The hero of our Gospel reading this Sunday is Thomas, the twin, who had expected the assassination of Jesus from day one. Recall the time Jesus had proposed going to Bethany to raise their friend Lazarus, where the Temple cops had a search warrant out for Him. Eleven of the apostles ran scared and asked politely for a rain-check. Thomas shamed them all for being cowards by saying, "Let us all go that we may die with Him."
His faith told him it would be better to die with his Master than live without Him. But his limited knowledge of the faith also told him that once the Master died, He would remain dead and become a rotting corpse. For many of us, Thomas’ life is our life. Belief and doubt have the nasty habit of co-existing uncomfortably in our honorable selves. If that is your problem, stay loose, you are in the best company ever. All of us are a mixture of fear and doubt, pessimism and trust, belief and unbelief, saint and sinner.
When Jesus appeared the first time, Thomas was absent. Perhaps he was out looking for a job, since he was a carpenter by trade or coming back to his family relying on their daily meals. When his fellow apostles reported they had seen the risen Lord, he assumed they were hallucinating.
Thomas did not say he could not believe but rather that he was unable to believe without physical proof. So relax, you are not the first to say, “I believe only what I see.” Thomas of the Gospel was the last person on the block to believe in the Resurrection, but he was the first of the Twelve and of the whole world to profess absolute belief in the divinity of the risen Savior.
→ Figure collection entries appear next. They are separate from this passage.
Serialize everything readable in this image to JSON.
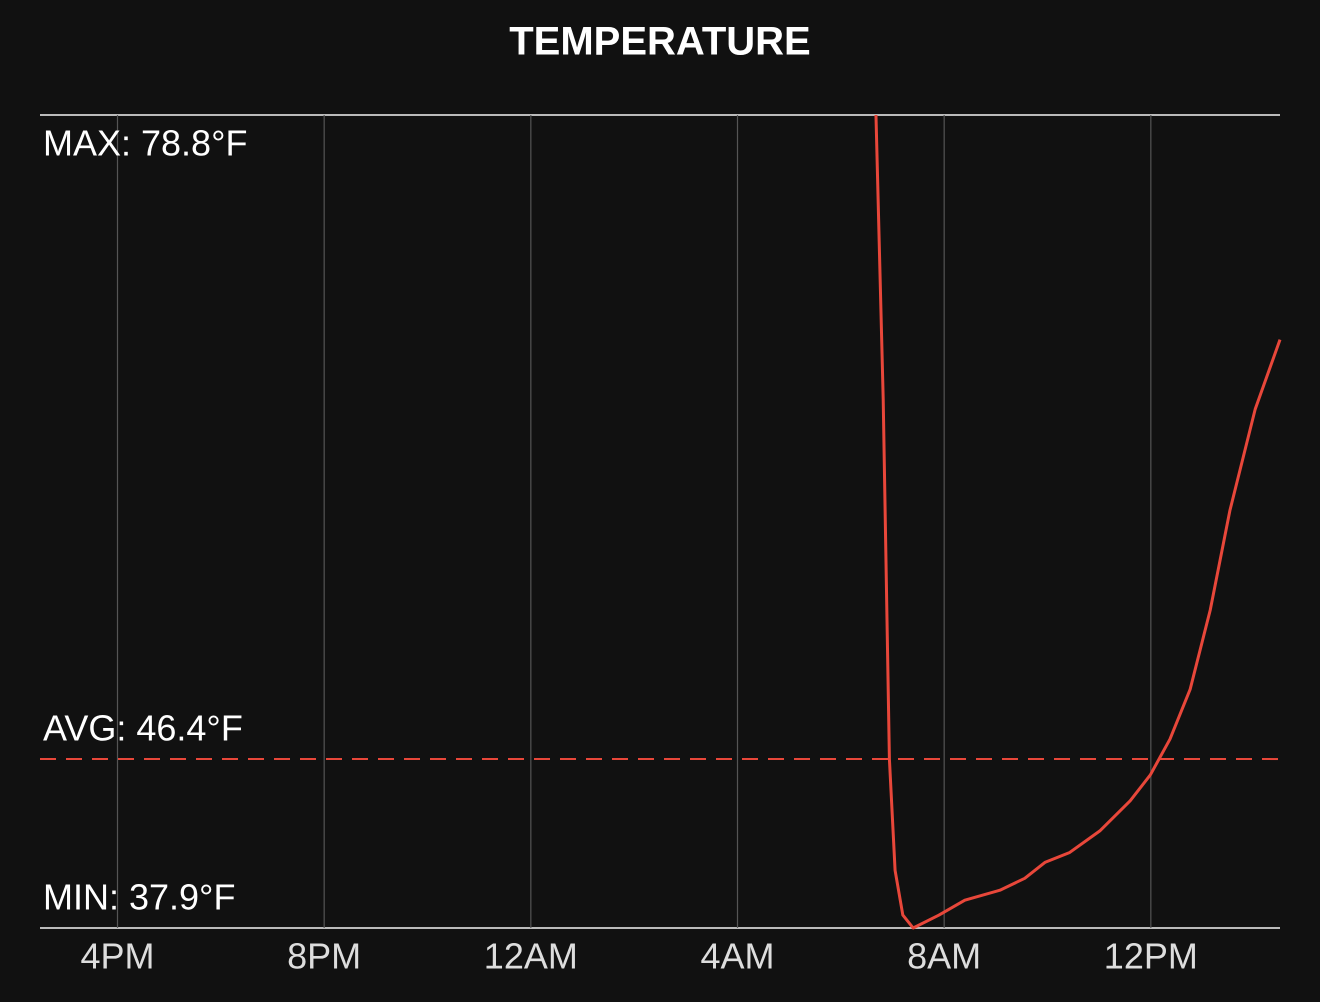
{
  "chart_data": {
    "type": "line",
    "title": "TEMPERATURE",
    "x": [
      30.68,
      30.82,
      30.94,
      31.05,
      31.2,
      31.4,
      31.9,
      32.4,
      33.08,
      33.56,
      33.95,
      34.43,
      35.02,
      35.6,
      35.99,
      36.37,
      36.76,
      37.15,
      37.53,
      38.02,
      38.5
    ],
    "series": [
      {
        "name": "Temperature",
        "color": "#e8473a",
        "values": [
          78.8,
          64.5,
          46.4,
          40.8,
          38.55,
          37.9,
          38.55,
          39.3,
          39.8,
          40.4,
          41.2,
          41.7,
          42.8,
          44.3,
          45.6,
          47.4,
          49.9,
          53.9,
          58.9,
          64.0,
          67.5
        ]
      }
    ],
    "xlim": [
      14.5,
      38.5
    ],
    "xticks": [
      {
        "value": 16,
        "label": "4PM"
      },
      {
        "value": 20,
        "label": "8PM"
      },
      {
        "value": 24,
        "label": "12AM"
      },
      {
        "value": 28,
        "label": "4AM"
      },
      {
        "value": 32,
        "label": "8AM"
      },
      {
        "value": 36,
        "label": "12PM"
      }
    ],
    "ylim": [
      37.9,
      78.8
    ],
    "grid": true,
    "average": {
      "value": 46.4,
      "label": "AVG: 46.4°F",
      "color": "#e8473a"
    },
    "max_label": "MAX: 78.8°F",
    "min_label": "MIN: 37.9°F"
  }
}
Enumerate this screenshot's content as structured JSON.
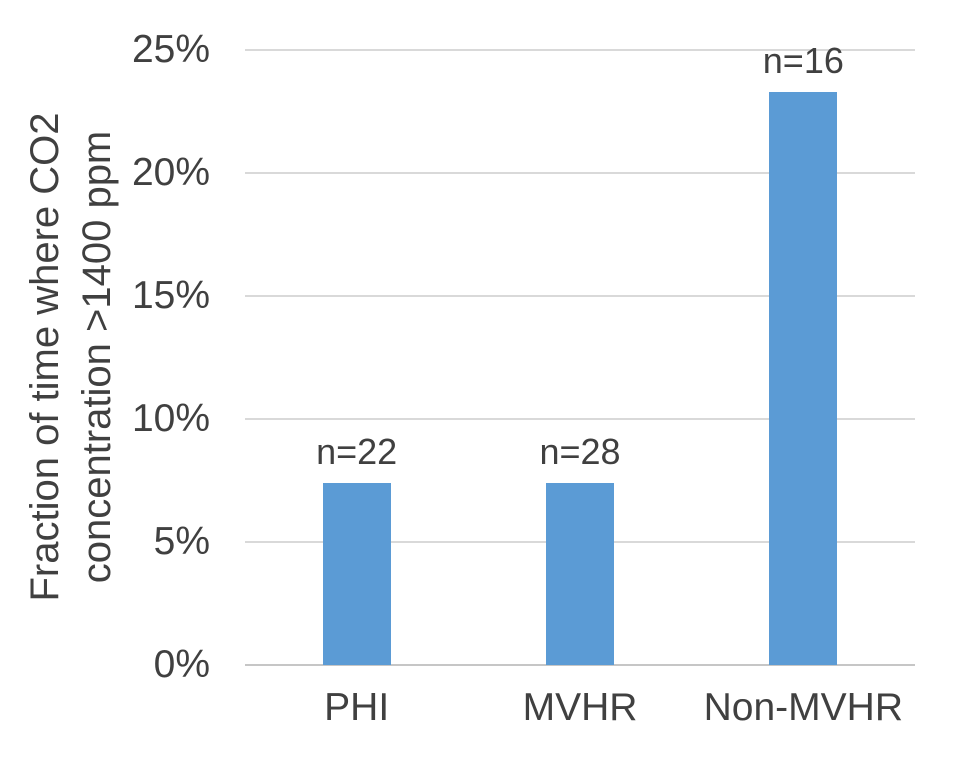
{
  "chart_data": {
    "type": "bar",
    "categories": [
      "PHI",
      "MVHR",
      "Non-MVHR"
    ],
    "values": [
      7.4,
      7.4,
      23.3
    ],
    "bar_labels": [
      "n=22",
      "n=28",
      "n=16"
    ],
    "title": "",
    "xlabel": "",
    "ylabel_line1": "Fraction of time where CO2",
    "ylabel_line2": "concentration >1400 ppm",
    "ylim": [
      0,
      25
    ],
    "yticks": [
      0,
      5,
      10,
      15,
      20,
      25
    ],
    "ytick_labels": [
      "0%",
      "5%",
      "10%",
      "15%",
      "20%",
      "25%"
    ],
    "grid": true,
    "legend": false,
    "bar_color": "#5b9bd5",
    "gridline_color": "#d9d9d9",
    "axis_line_color": "#c6c6c6",
    "text_color": "#404040"
  }
}
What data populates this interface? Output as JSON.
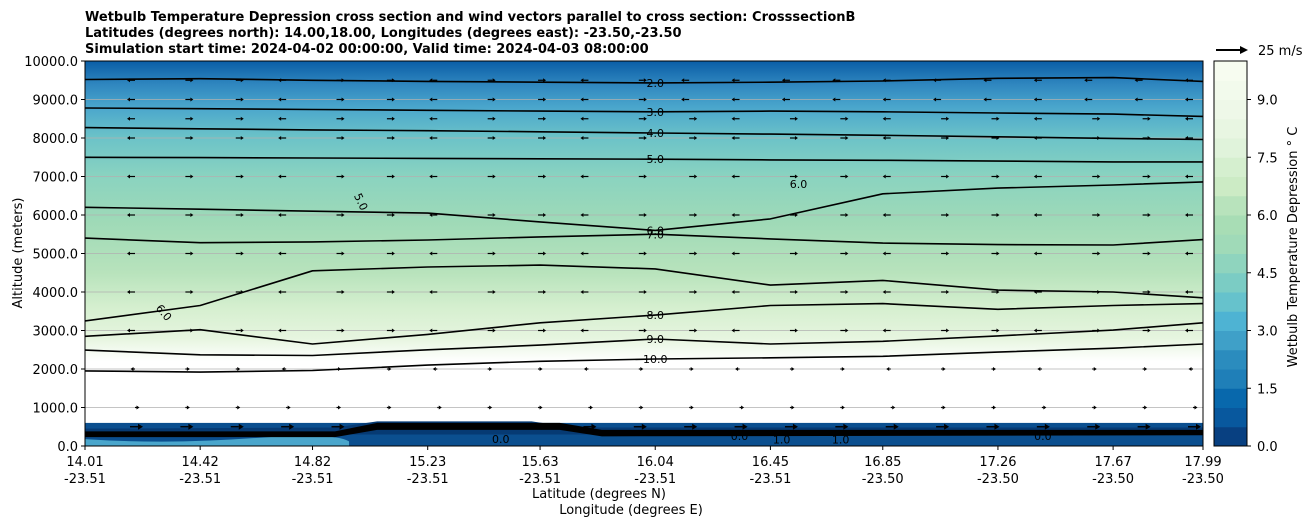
{
  "chart_data": {
    "type": "heatmap",
    "title_lines": [
      "Wetbulb Temperature Depression cross section and wind vectors parallel to cross section: CrosssectionB",
      "Latitudes (degrees north): 14.00,18.00, Longitudes (degrees east): -23.50,-23.50",
      "Simulation start time: 2024-04-02 00:00:00, Valid time: 2024-04-03 08:00:00"
    ],
    "ylabel": "Altitude (meters)",
    "xlabel_lines": [
      "Latitude (degrees N)",
      "Longitude (degrees E)"
    ],
    "ylim": [
      0,
      10000
    ],
    "y_ticks": [
      "0.0",
      "1000.0",
      "2000.0",
      "3000.0",
      "4000.0",
      "5000.0",
      "6000.0",
      "7000.0",
      "8000.0",
      "9000.0",
      "10000.0"
    ],
    "x_range": [
      14.01,
      17.99
    ],
    "x_ticks": [
      {
        "lat": "14.01",
        "lon": "-23.51"
      },
      {
        "lat": "14.42",
        "lon": "-23.51"
      },
      {
        "lat": "14.82",
        "lon": "-23.51"
      },
      {
        "lat": "15.23",
        "lon": "-23.51"
      },
      {
        "lat": "15.63",
        "lon": "-23.51"
      },
      {
        "lat": "16.04",
        "lon": "-23.51"
      },
      {
        "lat": "16.45",
        "lon": "-23.51"
      },
      {
        "lat": "16.85",
        "lon": "-23.50"
      },
      {
        "lat": "17.26",
        "lon": "-23.50"
      },
      {
        "lat": "17.67",
        "lon": "-23.50"
      },
      {
        "lat": "17.99",
        "lon": "-23.50"
      }
    ],
    "grid": "horizontal",
    "colorbar": {
      "label": "Wetbulb Temperature Depression ° C",
      "min": 0,
      "max": 10,
      "ticks": [
        "0.0",
        "1.5",
        "3.0",
        "4.5",
        "6.0",
        "7.5",
        "9.0"
      ],
      "colors": [
        "#084081",
        "#0868ac",
        "#2b8cbe",
        "#4eb3d3",
        "#7bccc4",
        "#a8ddb5",
        "#ccebc5",
        "#e0f3db",
        "#f7fcf0"
      ]
    },
    "wind_key": "25 m/s",
    "contours": [
      {
        "level": 2.0,
        "label": "2.0",
        "alt": [
          9520,
          9540,
          9500,
          9470,
          9450,
          9430,
          9450,
          9480,
          9550,
          9570,
          9470
        ]
      },
      {
        "level": 3.0,
        "label": "3.0",
        "alt": [
          8780,
          8760,
          8740,
          8720,
          8700,
          8680,
          8700,
          8680,
          8650,
          8620,
          8560
        ]
      },
      {
        "level": 4.0,
        "label": "4.0",
        "alt": [
          8270,
          8240,
          8210,
          8190,
          8160,
          8130,
          8100,
          8070,
          8030,
          7990,
          7960
        ]
      },
      {
        "level": 5.0,
        "label": "5.0",
        "alt": [
          7500,
          7490,
          7480,
          7470,
          7460,
          7450,
          7430,
          7420,
          7400,
          7380,
          7380
        ]
      },
      {
        "level": 6.0,
        "label": "6.0",
        "alt": [
          6200,
          6150,
          6100,
          6050,
          5820,
          5600,
          5900,
          6550,
          6700,
          6780,
          6860
        ]
      },
      {
        "level": 7.0,
        "label": "7.0",
        "alt": [
          5400,
          5280,
          5300,
          5350,
          5430,
          5500,
          5380,
          5270,
          5230,
          5220,
          5360
        ]
      },
      {
        "level": 7.5,
        "label": "",
        "alt": [
          3250,
          3650,
          4550,
          4650,
          4700,
          4600,
          4180,
          4300,
          4050,
          4000,
          3850
        ]
      },
      {
        "level": 8.0,
        "label": "8.0",
        "alt": [
          2850,
          3020,
          2650,
          2900,
          3200,
          3400,
          3650,
          3700,
          3550,
          3650,
          3700
        ]
      },
      {
        "level": 9.0,
        "label": "9.0",
        "alt": [
          2490,
          2370,
          2350,
          2500,
          2620,
          2780,
          2650,
          2720,
          2860,
          3010,
          3200
        ]
      },
      {
        "level": 10.0,
        "label": "10.0",
        "alt": [
          1950,
          1920,
          1960,
          2100,
          2200,
          2260,
          2290,
          2330,
          2440,
          2540,
          2650
        ]
      }
    ],
    "contour_annotations": [
      "6.0",
      "5.0",
      "6.0",
      "0.0",
      "0.0",
      "1.0",
      "1.0",
      "0.0"
    ]
  }
}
The cry "My Lord and my God" that came out of his soul still reverberates down through the centuries. It is the most famous thirty second bite in history.
The Twin Thomas began that second Easter Sunday by asking for a touch of Jesus as man and friend; but, when he pulled back his hand, he realized he was in touch with God Himself. Thomas was blown away by the experience. He would never be the same man again. The Master forgave the apostles for disappearing on Good Friday. He absolved Thomas for his unbelief. All of us have seriously sinned. After studying this Gospel, do you believe that the Resurrected Jesus will also give you a second chance? Why not then give yourself a second chance?
Thomas missed the first appearance of the Lord because he left the community on the First Day of the week. If you don’t want to miss out on the Lord, don’t ever leave his community especially on the First Day of the week. I saw a great crowd in the church at Easter. I would be glad to see them again at every “First Day of the week” so they can encounter the Risen Lord in the Eucharist. The Lord in his Divine Mercy always gives us a second chance. The question is: do you give yourself a second chance?